O desejo de reconquistar a filha e o neto são as lufadas de oxigénio necessárias para querer continuar a ver o sol. ‘Sei que que vim a este mundo só para te ter. Perdoa-me. O teu pai’

para a rita

escrevo-te desde o meu modesto quarto. desde a secretária que, peça a peça, recuperei da rua. escrevo-te com esta minha mão desajeitada que já quase não se lembra da própria caligrafia. olá, aninhas. é o pai.
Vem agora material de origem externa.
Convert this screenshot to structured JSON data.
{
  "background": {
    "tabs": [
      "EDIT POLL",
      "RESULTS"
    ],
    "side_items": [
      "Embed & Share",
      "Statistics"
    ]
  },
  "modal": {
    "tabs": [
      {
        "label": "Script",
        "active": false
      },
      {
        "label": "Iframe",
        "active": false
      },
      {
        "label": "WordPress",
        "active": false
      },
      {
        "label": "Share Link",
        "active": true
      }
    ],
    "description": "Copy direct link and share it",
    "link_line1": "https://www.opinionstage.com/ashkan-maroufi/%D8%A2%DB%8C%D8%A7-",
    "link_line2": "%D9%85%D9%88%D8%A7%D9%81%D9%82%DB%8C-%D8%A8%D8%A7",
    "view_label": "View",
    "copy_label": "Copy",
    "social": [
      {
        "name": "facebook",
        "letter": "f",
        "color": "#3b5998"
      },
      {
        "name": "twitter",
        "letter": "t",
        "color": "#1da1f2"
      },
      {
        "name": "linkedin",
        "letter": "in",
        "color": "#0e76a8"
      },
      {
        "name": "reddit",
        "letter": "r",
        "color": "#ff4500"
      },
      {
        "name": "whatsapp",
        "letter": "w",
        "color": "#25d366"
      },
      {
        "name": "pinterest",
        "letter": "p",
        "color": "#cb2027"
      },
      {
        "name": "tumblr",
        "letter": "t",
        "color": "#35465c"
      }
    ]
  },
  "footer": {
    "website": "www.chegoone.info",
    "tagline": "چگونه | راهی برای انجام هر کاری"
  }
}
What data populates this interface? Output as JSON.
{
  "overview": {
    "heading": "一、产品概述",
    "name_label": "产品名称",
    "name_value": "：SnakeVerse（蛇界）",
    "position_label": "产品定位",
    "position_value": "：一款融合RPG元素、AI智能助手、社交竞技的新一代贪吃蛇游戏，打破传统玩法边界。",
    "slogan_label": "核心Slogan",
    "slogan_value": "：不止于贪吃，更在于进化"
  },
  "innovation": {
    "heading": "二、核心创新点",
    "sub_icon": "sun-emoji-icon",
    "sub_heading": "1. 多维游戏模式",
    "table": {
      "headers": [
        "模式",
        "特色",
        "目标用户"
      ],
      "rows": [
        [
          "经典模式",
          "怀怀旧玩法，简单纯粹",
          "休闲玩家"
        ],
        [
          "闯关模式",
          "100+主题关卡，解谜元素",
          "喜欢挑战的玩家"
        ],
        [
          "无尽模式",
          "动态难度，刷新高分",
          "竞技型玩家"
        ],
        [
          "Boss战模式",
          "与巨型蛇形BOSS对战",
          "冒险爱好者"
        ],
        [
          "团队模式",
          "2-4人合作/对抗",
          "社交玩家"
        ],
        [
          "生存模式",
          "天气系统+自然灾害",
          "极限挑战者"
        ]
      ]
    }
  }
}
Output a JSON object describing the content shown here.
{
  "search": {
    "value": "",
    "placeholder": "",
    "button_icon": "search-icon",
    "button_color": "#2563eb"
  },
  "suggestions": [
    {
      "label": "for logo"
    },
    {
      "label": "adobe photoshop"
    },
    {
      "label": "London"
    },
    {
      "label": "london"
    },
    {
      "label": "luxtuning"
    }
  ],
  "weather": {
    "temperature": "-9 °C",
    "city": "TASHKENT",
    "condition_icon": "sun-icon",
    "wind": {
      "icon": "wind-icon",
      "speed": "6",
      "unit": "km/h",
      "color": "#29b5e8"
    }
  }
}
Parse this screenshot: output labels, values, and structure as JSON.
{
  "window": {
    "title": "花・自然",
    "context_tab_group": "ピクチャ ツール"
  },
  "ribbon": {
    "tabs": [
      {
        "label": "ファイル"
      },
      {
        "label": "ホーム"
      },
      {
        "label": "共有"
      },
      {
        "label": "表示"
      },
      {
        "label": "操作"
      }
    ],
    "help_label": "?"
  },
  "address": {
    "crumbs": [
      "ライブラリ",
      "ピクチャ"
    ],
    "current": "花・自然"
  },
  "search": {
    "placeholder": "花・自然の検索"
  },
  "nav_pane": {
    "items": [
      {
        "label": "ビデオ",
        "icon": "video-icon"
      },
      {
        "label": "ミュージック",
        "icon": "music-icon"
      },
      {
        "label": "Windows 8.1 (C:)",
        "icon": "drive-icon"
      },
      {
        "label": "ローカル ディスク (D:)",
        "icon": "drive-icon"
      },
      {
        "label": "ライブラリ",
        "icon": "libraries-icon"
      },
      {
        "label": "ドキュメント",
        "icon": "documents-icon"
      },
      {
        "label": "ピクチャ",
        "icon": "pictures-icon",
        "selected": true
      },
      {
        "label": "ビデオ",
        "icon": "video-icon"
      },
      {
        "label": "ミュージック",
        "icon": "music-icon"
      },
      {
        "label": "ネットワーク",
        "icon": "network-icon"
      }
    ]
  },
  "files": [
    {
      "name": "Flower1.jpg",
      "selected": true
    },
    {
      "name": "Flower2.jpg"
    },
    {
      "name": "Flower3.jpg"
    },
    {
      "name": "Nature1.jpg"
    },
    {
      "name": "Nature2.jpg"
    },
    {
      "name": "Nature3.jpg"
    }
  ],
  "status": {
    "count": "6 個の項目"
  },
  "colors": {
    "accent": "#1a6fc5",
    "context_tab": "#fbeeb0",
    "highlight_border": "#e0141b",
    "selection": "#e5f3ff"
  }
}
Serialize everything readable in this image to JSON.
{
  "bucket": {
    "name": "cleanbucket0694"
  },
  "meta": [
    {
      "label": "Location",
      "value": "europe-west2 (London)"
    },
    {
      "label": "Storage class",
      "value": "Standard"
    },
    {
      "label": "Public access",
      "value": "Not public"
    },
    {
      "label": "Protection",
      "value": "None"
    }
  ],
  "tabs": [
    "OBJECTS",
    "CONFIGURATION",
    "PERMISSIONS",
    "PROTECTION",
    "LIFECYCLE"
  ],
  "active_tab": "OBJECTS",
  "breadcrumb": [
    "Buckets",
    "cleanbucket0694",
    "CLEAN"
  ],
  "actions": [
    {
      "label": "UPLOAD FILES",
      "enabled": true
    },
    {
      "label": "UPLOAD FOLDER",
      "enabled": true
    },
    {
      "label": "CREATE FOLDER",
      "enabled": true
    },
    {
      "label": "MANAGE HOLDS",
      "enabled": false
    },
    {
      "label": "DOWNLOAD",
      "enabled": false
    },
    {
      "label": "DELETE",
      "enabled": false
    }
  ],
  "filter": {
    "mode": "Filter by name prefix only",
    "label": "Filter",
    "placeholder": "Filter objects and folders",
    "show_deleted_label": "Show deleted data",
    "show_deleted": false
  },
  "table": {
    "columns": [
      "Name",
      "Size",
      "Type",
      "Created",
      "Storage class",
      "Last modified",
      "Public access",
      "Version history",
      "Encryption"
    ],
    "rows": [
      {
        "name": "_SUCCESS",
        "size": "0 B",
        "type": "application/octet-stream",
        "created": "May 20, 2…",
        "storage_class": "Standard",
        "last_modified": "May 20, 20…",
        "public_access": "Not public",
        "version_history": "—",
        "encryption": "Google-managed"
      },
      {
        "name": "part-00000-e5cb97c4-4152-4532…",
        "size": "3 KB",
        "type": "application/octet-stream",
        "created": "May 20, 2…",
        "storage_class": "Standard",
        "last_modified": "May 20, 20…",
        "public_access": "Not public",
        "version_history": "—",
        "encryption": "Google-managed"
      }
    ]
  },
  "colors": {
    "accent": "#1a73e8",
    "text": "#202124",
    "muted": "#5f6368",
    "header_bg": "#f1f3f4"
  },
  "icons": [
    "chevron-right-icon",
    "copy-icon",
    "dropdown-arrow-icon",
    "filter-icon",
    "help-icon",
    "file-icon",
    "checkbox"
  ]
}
assim começou a carta que ele enviou à filha que não vê desde criança. o pai era um homem bem-parecido, um eterno ingénuo que facilmente se deixava seduzir por mulheres. infelizmente, essa não era a sua única tentação. as drogas também se tornaram um vício. um dia, na tentativa desesperada de não perder o amante, ela disse-lhe que estava grávida. a criança nasceu doze meses depois. como era de prever, o destino quis que o pai saísse de casa. mas tudo começou a desmoronar. ele viu-se metido em lutas entre mafiosos, que lhe cegaram uma das vistas, viu-se obrigado a fugir à polícia. estava perdido mas, pior que tudo, estava afastado de ana, o seu rebento, o seu tudo. não sei o que é que a mãe te contou, mas não sou o monstro que pensas. impedido de ver a filha e cada vez mais dependente da mais conhecida assassina em fuga, ele não viu outra alternativa se não fugir para outro país.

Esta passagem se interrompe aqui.